Kalen Hall
Co-founder and CEO | Informuta
During her PhD at Tulane University, Kalen Hall was researching one of modern medicine’s most urgent problems — how doctors couldn’t predict which infections would suddenly become resistant to antibiotics. The gap was especially dangerous for vulnerable patients like those who are immunocompromised or undergoing cancer treatment.
The research became deeply personal when fellow PhD student Leo Williams spent three weeks in the ICU after a severe, unexpected infection following routine surgery. One month after Williams recovered, he joined Hall in founding Informuta in January 2023.
Since launching, Informuta has grown into a multi-site company with operations at Johnson & Johnson Innovation’s JLABS in San Diego and the New Orleans BioInnovation Center. While the focus has long been on what resistance bacteria currently have, Informuta looks for predictive biomarkers that reveal whether an infection is on the brink of evolving resistance.
“Think of it like a weather forecast, but for infections,” Hall says. “We have models that read specific patterns in the genome and then warn clinicians before resistance emerges.”
So far, Hall and Williams have secured more than $2.75 million in funding, including an STTR award from the National Science Foundation, and expanded the company to nine team members. Clinical validation studies are underway with partners including Ochsner Health and the University of Pittsburgh Medical Center, with commercial availability anticipated in late 2026.

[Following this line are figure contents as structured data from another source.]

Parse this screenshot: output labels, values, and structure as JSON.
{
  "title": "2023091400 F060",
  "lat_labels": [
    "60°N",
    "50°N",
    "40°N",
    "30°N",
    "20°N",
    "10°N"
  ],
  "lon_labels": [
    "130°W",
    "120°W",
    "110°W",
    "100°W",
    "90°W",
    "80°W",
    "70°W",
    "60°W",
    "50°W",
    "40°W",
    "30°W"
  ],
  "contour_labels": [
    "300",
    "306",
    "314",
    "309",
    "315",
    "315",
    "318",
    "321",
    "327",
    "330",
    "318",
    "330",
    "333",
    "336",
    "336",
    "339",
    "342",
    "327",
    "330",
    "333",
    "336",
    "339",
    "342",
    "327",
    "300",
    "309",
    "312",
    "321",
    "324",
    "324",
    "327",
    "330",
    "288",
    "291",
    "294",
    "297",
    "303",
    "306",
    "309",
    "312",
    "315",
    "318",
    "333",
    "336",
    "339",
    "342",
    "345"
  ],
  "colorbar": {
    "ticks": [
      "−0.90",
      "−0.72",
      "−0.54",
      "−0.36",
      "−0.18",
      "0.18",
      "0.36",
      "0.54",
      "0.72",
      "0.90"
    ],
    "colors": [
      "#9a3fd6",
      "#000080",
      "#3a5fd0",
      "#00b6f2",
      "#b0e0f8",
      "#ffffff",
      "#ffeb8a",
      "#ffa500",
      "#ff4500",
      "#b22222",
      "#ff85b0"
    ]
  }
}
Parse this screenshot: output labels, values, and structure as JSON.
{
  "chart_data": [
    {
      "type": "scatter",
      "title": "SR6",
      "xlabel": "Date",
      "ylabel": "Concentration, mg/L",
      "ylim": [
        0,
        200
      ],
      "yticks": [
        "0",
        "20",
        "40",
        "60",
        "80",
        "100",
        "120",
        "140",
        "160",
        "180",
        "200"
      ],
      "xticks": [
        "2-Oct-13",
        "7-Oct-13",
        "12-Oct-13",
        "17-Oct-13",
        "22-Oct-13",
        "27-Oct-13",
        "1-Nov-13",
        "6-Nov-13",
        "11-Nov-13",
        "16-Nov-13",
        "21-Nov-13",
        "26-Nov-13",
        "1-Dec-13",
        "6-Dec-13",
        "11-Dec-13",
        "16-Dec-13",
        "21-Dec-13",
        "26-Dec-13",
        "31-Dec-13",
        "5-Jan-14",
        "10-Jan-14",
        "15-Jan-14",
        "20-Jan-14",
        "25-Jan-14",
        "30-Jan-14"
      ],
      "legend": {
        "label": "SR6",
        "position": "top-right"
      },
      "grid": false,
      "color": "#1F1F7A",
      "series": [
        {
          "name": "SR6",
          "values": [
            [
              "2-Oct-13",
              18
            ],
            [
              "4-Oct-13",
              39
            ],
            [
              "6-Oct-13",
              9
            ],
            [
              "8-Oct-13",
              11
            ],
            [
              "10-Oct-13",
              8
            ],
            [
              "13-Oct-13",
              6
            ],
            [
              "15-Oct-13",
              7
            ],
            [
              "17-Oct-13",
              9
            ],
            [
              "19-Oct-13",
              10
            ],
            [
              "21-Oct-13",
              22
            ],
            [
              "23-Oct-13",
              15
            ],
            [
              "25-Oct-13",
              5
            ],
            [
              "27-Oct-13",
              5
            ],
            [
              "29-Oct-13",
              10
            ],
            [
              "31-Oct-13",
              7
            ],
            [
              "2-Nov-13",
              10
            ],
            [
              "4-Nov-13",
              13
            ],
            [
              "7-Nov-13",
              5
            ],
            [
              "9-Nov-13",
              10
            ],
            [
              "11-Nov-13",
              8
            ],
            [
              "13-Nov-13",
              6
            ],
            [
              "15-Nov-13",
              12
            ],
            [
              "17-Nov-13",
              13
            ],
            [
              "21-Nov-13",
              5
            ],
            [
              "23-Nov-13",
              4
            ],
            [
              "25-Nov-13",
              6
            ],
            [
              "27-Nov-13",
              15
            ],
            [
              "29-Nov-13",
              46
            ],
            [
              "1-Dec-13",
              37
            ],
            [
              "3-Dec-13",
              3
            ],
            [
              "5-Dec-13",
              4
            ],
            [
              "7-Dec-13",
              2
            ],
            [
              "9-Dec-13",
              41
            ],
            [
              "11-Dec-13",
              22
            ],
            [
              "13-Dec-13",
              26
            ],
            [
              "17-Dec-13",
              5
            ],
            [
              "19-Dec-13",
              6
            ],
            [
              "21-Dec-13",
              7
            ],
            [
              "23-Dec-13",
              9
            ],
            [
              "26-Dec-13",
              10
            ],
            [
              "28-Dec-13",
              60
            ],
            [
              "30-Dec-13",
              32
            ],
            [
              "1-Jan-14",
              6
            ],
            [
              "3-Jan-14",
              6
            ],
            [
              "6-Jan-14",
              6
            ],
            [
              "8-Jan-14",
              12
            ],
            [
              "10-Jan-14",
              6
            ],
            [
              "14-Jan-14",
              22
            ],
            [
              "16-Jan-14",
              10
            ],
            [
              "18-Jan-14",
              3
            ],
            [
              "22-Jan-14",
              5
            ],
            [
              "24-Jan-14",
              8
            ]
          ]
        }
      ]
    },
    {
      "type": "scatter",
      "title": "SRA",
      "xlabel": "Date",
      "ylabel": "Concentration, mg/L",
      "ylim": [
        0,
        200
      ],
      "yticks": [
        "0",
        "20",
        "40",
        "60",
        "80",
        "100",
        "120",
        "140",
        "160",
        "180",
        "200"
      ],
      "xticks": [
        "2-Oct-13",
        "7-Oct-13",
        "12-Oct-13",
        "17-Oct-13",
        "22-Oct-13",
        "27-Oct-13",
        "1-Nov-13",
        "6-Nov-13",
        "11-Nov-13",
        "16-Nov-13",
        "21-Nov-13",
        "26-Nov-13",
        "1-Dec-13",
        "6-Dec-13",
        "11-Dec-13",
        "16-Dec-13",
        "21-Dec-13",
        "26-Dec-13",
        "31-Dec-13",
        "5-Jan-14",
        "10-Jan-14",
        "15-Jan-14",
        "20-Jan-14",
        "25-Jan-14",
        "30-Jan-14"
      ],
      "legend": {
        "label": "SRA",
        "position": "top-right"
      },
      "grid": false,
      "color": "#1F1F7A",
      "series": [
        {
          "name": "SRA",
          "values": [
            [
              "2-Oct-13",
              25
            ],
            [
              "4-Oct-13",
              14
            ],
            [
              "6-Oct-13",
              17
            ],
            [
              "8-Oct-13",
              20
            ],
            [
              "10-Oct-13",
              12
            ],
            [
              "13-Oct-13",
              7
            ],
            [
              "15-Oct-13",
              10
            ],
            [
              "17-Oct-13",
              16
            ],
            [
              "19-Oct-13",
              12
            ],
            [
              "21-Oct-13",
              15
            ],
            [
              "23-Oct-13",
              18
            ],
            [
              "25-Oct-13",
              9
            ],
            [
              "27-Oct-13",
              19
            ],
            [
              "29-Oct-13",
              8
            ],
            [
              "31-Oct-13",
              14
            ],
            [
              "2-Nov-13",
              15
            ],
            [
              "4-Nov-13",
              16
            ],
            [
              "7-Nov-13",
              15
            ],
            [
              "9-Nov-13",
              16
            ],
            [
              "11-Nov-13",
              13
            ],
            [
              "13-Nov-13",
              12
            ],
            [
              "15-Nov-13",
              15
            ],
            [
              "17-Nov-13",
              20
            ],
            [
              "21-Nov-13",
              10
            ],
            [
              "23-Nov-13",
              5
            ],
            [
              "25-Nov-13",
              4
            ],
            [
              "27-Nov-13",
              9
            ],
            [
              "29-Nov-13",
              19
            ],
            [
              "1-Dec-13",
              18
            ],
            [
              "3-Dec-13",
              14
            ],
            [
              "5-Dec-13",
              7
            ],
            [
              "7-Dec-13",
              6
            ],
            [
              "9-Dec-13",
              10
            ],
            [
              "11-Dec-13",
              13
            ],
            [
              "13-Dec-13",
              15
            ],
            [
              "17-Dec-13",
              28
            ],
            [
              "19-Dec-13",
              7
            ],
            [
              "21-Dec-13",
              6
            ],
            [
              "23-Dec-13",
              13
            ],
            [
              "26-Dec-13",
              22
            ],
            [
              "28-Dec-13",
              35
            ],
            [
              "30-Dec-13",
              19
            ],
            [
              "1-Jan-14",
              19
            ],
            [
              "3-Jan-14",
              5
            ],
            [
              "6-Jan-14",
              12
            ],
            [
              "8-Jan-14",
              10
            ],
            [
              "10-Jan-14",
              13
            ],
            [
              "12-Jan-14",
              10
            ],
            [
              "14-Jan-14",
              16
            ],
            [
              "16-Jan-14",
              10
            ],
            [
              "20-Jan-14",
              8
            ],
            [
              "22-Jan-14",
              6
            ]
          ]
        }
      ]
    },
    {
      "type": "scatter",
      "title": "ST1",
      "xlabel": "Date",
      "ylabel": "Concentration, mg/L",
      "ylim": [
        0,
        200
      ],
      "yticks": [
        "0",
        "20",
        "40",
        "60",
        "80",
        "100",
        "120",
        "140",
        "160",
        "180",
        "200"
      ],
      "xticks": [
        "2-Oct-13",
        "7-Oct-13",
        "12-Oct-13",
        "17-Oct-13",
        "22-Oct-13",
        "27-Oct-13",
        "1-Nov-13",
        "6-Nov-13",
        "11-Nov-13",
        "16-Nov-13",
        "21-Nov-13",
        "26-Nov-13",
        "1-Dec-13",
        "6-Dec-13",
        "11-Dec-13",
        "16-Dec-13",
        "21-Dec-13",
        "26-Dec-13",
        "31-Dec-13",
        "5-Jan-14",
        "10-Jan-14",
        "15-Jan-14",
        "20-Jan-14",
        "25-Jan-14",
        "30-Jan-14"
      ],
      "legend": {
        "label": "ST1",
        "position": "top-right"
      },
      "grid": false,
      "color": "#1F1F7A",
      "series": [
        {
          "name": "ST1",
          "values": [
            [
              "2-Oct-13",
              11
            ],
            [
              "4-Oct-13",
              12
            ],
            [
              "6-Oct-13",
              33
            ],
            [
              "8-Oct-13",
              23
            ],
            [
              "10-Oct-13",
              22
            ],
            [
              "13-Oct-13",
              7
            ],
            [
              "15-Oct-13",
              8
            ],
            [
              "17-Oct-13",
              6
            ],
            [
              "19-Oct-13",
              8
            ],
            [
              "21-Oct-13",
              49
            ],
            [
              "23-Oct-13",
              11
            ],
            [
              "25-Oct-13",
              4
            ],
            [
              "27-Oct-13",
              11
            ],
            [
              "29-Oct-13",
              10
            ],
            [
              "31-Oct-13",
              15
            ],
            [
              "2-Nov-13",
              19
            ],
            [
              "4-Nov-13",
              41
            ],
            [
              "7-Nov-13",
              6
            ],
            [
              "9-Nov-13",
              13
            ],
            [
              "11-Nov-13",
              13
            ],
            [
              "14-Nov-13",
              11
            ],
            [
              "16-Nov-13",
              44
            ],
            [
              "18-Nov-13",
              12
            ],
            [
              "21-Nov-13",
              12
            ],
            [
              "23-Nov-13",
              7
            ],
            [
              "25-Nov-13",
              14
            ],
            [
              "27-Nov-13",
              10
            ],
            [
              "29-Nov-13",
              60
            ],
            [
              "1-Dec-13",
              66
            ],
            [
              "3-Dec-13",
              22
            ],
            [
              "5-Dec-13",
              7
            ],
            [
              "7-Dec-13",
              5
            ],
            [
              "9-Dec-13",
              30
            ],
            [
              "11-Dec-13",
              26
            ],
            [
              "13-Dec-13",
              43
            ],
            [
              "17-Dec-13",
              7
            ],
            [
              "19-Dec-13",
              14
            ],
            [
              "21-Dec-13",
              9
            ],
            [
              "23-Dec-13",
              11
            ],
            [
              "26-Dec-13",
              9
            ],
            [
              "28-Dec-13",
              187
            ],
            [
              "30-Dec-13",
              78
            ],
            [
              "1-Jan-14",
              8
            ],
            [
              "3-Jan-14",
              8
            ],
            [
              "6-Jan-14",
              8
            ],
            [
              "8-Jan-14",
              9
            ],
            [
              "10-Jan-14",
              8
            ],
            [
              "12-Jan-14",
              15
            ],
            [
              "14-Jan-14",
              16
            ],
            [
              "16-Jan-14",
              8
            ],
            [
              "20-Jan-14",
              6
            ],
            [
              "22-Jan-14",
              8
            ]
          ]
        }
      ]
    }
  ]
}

While at Tulane, Hall and Williams trained under Dr. Zac Pursell. Hall also worked with Dr. Lisa Morici studying high-priority bacteria and how they mutate to become multidrug-resistant, while Williams focused on cancer genomics and computational biology. Together, they were the first to apply certain analyses originally used in cancer genomics to bacteria, developing a completely novel class of bacterial predictive biomarkers that enable, for the first time, forecasting future antibiotic resistance.
The transition from third-year PhD student to CEO challenged Hall in unexpected ways.
“I knew the science inside and out, but had never run a clinical study, raised capital, designed FDA-level validation or managed a team,” she said. “Learning how to take deep academic research and turn it into a product that must be reliable, actionable and ready for real patients pushed me far outside my comfort zone. I’ve unexpectedly grown to love the storytelling, recruiting, fundraising and day-to-day problem-solving that come with leading a company.”
Hall said she and Williams have big plans for the future.
“Our goal is for Informuta to be the trusted brain behind how health systems understand, anticipate and respond to infectious threats.”
“Learning how to take deep academic research and turn it into a product that must be reliable, actionable and ready for real patients pushed me far outside my comfort zone.